Wednesday, January 9, 2013

A New Year

Oh man it has been hard to get back into the rhythm and routine of  life again after 13 days off.

I am very thankful for a job and more thankful for the one that has paid time off so that we are able to go and spend the holidays with family. Although Brian and I loved our time with family (and the time was much needed) we were both ready to be back at home, where all our stuff is and our lives we have made over the last 6 months.  We got home the evening before I needed to go back to work.  I would have liked to have had a couple more days at home before work to get settled but what can you do.
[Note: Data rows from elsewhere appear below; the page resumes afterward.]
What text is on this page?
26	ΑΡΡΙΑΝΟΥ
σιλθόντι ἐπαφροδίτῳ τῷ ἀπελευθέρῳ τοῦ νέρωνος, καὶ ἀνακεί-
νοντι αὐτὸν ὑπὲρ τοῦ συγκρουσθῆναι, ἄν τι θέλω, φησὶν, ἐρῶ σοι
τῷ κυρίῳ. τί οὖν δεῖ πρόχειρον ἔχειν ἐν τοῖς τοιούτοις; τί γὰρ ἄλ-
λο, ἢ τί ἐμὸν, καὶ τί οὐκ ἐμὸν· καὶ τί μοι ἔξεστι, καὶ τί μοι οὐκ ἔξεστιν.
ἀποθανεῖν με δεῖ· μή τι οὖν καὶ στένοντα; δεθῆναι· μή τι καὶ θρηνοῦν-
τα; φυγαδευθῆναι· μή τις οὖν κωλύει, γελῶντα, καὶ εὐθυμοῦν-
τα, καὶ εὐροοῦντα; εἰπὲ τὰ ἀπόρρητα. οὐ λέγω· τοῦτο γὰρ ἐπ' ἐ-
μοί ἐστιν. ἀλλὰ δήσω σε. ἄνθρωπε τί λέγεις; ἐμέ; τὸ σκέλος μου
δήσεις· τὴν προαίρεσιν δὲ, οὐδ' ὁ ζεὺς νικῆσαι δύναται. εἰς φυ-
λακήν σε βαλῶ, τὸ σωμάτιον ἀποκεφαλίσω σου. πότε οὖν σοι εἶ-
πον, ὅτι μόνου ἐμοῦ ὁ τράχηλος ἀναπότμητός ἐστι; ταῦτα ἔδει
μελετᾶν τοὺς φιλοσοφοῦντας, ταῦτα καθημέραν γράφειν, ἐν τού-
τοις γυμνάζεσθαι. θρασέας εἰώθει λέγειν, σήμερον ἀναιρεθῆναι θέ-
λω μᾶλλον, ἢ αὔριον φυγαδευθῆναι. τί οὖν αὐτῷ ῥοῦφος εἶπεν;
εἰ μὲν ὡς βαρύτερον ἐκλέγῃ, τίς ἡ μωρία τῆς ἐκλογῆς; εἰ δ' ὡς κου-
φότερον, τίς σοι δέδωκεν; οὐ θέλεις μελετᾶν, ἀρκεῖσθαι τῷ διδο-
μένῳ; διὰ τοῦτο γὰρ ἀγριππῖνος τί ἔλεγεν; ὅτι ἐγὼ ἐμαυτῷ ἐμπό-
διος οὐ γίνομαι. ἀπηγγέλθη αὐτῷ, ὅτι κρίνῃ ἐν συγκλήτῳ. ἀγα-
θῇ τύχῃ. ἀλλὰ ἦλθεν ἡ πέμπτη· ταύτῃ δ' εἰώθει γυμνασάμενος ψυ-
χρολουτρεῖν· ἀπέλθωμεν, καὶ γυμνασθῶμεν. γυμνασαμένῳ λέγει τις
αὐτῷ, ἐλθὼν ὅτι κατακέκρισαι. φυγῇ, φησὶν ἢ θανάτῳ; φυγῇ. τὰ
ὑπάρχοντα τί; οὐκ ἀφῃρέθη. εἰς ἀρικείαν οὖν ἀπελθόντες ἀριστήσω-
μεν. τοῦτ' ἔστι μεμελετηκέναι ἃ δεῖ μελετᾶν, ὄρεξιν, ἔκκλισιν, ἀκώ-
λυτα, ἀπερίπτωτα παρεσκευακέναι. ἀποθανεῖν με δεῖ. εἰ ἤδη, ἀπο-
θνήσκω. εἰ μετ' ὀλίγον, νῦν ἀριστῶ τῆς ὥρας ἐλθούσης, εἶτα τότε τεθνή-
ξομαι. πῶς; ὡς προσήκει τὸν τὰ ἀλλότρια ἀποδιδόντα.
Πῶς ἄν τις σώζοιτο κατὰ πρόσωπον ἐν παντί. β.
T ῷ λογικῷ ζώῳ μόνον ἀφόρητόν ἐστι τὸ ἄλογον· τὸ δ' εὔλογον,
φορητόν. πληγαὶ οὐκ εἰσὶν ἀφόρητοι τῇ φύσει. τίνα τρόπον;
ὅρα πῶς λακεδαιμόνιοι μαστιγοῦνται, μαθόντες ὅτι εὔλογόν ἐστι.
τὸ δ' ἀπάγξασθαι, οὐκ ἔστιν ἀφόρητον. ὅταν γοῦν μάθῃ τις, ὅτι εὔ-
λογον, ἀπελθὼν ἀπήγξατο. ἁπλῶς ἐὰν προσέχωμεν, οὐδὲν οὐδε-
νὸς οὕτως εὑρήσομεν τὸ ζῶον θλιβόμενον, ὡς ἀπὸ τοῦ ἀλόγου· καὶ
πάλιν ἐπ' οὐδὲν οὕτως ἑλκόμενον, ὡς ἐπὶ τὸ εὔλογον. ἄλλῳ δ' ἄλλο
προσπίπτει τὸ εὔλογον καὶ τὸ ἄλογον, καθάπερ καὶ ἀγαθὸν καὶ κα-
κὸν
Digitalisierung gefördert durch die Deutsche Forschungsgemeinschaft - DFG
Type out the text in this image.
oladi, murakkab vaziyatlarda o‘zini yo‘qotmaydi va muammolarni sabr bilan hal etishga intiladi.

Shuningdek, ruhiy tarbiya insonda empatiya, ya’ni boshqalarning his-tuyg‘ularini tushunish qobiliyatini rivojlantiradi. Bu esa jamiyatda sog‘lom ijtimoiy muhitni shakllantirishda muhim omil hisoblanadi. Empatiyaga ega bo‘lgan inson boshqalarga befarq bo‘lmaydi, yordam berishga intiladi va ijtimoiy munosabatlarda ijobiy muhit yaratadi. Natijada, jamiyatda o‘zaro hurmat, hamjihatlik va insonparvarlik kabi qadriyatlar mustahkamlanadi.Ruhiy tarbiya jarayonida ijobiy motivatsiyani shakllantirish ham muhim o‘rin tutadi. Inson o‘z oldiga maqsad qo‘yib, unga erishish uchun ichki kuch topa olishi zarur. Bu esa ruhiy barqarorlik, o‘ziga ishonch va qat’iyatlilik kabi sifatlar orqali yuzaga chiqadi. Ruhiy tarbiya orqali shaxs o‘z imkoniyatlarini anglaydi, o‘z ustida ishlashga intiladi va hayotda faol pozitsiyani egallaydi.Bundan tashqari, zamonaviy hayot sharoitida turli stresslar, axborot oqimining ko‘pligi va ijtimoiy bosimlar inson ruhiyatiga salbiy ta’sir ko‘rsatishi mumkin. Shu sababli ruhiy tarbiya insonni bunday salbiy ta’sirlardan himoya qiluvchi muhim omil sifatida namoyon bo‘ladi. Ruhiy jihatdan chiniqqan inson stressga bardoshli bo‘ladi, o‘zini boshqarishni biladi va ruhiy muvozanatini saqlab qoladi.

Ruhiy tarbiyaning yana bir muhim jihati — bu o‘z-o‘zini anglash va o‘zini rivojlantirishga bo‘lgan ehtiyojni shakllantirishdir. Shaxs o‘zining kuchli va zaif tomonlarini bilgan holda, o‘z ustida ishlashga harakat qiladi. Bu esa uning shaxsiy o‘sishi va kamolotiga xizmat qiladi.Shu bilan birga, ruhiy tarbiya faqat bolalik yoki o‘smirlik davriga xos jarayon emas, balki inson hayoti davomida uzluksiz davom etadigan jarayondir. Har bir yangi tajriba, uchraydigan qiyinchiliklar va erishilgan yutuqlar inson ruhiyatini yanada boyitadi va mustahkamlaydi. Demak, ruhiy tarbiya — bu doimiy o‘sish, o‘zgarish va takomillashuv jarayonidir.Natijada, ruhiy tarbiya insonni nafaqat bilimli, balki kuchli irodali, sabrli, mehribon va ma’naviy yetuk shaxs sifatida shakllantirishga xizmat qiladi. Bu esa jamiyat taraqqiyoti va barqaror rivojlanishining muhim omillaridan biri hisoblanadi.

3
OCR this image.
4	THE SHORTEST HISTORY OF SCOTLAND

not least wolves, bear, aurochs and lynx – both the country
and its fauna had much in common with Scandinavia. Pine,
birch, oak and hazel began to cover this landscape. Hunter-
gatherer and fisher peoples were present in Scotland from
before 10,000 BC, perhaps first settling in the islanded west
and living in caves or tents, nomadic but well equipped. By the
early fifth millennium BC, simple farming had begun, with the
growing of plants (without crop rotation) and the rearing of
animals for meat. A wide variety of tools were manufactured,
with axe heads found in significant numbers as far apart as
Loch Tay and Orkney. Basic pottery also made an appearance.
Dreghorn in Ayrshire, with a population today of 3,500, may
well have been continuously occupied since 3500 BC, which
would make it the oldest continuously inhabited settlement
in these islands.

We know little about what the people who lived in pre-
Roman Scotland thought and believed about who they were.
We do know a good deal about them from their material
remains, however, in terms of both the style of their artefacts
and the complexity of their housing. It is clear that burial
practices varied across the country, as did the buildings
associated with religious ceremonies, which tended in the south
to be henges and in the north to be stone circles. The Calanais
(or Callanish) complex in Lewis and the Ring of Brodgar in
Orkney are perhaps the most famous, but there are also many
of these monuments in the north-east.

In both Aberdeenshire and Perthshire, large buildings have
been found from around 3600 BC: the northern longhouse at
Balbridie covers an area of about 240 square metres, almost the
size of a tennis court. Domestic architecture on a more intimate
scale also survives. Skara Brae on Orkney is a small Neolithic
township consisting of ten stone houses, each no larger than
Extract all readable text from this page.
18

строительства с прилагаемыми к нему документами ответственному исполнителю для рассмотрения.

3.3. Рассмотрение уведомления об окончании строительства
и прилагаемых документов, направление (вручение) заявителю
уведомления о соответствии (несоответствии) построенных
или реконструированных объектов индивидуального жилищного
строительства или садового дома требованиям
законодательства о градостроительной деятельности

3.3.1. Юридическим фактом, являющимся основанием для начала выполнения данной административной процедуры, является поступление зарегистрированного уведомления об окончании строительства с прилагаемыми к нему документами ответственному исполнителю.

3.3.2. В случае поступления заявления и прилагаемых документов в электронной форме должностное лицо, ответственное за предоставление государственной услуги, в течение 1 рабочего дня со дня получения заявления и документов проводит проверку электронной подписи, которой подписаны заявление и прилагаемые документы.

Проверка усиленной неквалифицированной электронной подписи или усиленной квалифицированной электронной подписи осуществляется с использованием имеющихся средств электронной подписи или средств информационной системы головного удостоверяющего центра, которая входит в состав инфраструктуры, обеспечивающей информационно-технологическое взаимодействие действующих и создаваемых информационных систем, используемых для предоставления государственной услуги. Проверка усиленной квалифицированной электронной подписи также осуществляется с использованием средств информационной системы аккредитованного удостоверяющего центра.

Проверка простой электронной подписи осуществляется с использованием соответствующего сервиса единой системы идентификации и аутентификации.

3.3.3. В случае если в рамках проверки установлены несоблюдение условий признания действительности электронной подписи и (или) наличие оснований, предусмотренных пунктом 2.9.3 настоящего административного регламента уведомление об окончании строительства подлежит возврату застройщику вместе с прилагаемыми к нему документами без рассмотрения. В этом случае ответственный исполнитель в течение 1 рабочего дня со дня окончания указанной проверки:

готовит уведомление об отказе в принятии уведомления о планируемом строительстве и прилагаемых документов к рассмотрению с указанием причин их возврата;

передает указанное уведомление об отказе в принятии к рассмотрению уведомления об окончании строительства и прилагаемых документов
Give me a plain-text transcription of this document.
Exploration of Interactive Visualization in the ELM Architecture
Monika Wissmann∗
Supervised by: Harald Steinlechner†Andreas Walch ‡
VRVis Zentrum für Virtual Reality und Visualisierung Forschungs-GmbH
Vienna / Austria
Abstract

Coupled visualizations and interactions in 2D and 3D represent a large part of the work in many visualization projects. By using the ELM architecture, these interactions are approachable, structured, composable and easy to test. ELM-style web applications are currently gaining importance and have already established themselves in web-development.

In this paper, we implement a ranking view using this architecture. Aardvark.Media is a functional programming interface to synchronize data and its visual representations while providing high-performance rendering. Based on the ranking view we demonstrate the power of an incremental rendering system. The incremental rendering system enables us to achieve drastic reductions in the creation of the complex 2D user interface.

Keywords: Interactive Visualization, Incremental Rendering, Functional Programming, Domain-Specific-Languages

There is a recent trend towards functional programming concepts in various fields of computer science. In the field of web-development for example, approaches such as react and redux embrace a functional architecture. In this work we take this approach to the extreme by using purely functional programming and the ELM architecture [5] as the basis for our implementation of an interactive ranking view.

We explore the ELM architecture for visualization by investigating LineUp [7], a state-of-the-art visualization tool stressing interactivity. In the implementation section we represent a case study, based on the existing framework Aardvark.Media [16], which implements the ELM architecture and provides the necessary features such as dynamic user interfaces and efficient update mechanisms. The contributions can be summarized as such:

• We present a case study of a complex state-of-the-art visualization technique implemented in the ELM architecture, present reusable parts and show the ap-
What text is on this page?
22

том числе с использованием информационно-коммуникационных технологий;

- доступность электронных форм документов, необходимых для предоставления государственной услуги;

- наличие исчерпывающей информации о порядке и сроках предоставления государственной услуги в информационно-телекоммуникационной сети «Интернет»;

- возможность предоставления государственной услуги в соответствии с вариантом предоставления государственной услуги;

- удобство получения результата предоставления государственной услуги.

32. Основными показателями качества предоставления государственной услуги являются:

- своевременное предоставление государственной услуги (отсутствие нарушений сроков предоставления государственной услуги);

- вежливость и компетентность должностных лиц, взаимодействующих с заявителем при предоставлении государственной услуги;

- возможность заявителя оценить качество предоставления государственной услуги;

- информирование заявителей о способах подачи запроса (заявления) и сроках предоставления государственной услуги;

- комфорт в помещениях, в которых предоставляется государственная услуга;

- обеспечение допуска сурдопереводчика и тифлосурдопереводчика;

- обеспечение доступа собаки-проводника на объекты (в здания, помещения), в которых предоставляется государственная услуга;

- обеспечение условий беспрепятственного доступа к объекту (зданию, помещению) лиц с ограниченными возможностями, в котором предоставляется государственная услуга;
New Years for Brian and I the last few years has been marked by driving for 16hours from Arizona to Texas or crazy things like that and by midnight we are sound asleep.  This year we did not have that but we still did not make it to midnight (which is a very different than when I was growing up going to my Uncle's block party every year).  I know that sounds lame but when you don't drink and we were not around friends there aren't many things to go do on New Years Eve.  Usually this does not bother me because not seeing midnight does not affect the feeling of newness, hope and excitmemnt for what is to come that usually comes with New Years Day.  When I woke up this year on January 1st, nothing seemed new. Nothing had changed. It was just another day.

Google's definition of New is:
"Not existing before; made, introduced, or discovered recently or now for the first time"

Sounds exciting and hopeful.   Maybe I don't have this mindset because there are so many new things that Brian and I experienced in 2012 that were marked by major events and not many (if any) are on the calendar for this year. 

I realized each day is new. Not just when its the beginning of the new year. I want to find the excitement in the everyday. I want to laugh more. I want to not just exist.I want to be thankful for each day even if its just sitting at the office for 8 hours,going to work out, and making dinner.

I know that the only way this is possible is by being focused on the Lord.

Honestly this is what I have needed for a while. its not a simple task. Sounds simple but its not.  We are selfish and self centered individuals who are lazy.